Dummy question on ```Take``` outcome

Hi,
I have a very basic question, let’s say i have done a set of DataFrame.Define() with custom expression and for each of them i do a Take() , let’s say i produce the vector _var1, var2, with the Take.

Are the _var1->at(i) and _var2->at(i) always pointing to the same initial tuple entry (i) ?

Thanks
Renato

Hi Renato,
with multi-threading enabled, the entries in the vectors returned by Take will be shuffled with respect to the input data, but will be consistent with respect to Take outputs produced by the same event loop.

Cheers,
Enrico

1 Like

Hi @eguiraud,
Let’s say i need to make some 2D operation and my very bad model is doing something like

vector<T> giveMeEntries( TChain* chain, TString _expr){
  RDataFrame df(*chain); 
  auto dd = df.Define( "MyObservable" , _expr.Data()); 
  auto _output = dd.Take<T>( "MyObservable") ; 
 vector<T> _out = std::move( *_output); 
  return _out;
}

And i do call thing like

varX= giveMeEntries( tuple , "obsx"); 
varY= giveMeEntries( tuple , "obsy"); 

How can i ensure varX->at(i) is linked to varY->at(i) . Is it possible to have this behaviour altough very sub-optimal ?
Is disabling MT allowing this?

Hi,
disabling MT guarantees that the input chain is always processed in the same order, so outputs will follow the same order.

With MT enabled, you can have giveMeEntries return a RResultPtr<vector<T>> instead of a vector<T> which would allow you to produce all outputs lazily, in a single event loop. This is much more efficient and guarantees that outputs will be ordered the same way (but shuffled w.r.t. the input chain).

Cheers,
Enrico

Thanks,
When you say always processed in the same order, does it mean that creating 3 times a new dataframe from scratch and taking 3 different columns, the resulting 3 vector are ordered in the same way?
I am totally aware this is a bad thing and one does not exploit fully the RDataFrame potentiality, but i am just trying to figure out if doing n-dataframes with same seed TTree and extracting for each one the corresponding n-observable vectors, i end up having n-observables vectors sorted differently or if the order is preserved (when MT is disabled)

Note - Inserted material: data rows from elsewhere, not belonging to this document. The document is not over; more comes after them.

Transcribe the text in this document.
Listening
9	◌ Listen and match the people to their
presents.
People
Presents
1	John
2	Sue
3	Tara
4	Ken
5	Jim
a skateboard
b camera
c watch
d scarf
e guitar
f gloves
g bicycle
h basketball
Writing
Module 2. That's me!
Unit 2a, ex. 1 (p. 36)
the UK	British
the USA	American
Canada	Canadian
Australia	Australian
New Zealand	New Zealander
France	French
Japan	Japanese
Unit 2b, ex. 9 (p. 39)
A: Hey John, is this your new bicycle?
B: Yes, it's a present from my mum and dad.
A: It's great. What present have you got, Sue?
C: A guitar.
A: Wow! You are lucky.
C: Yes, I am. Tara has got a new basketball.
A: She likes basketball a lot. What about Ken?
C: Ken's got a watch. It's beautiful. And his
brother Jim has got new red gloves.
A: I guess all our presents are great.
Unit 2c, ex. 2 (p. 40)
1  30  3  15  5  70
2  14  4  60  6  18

When MT is disabled, RDataFrame just processes entries from beginning to end in the order they are served by the underlying TChain, so you would always get the same ordering in output, and it would correspond to the ordering of the entries in the input TChain.

When MT is enabled, input entries will be processed in shuffled order (each thread will process a bunch of entries, and the processing is racy) so each event loop will produce outputs as if the input entries where (kind of) randomly shuffled.

This topic was automatically closed 14 days after the last reply. New replies are no longer allowed.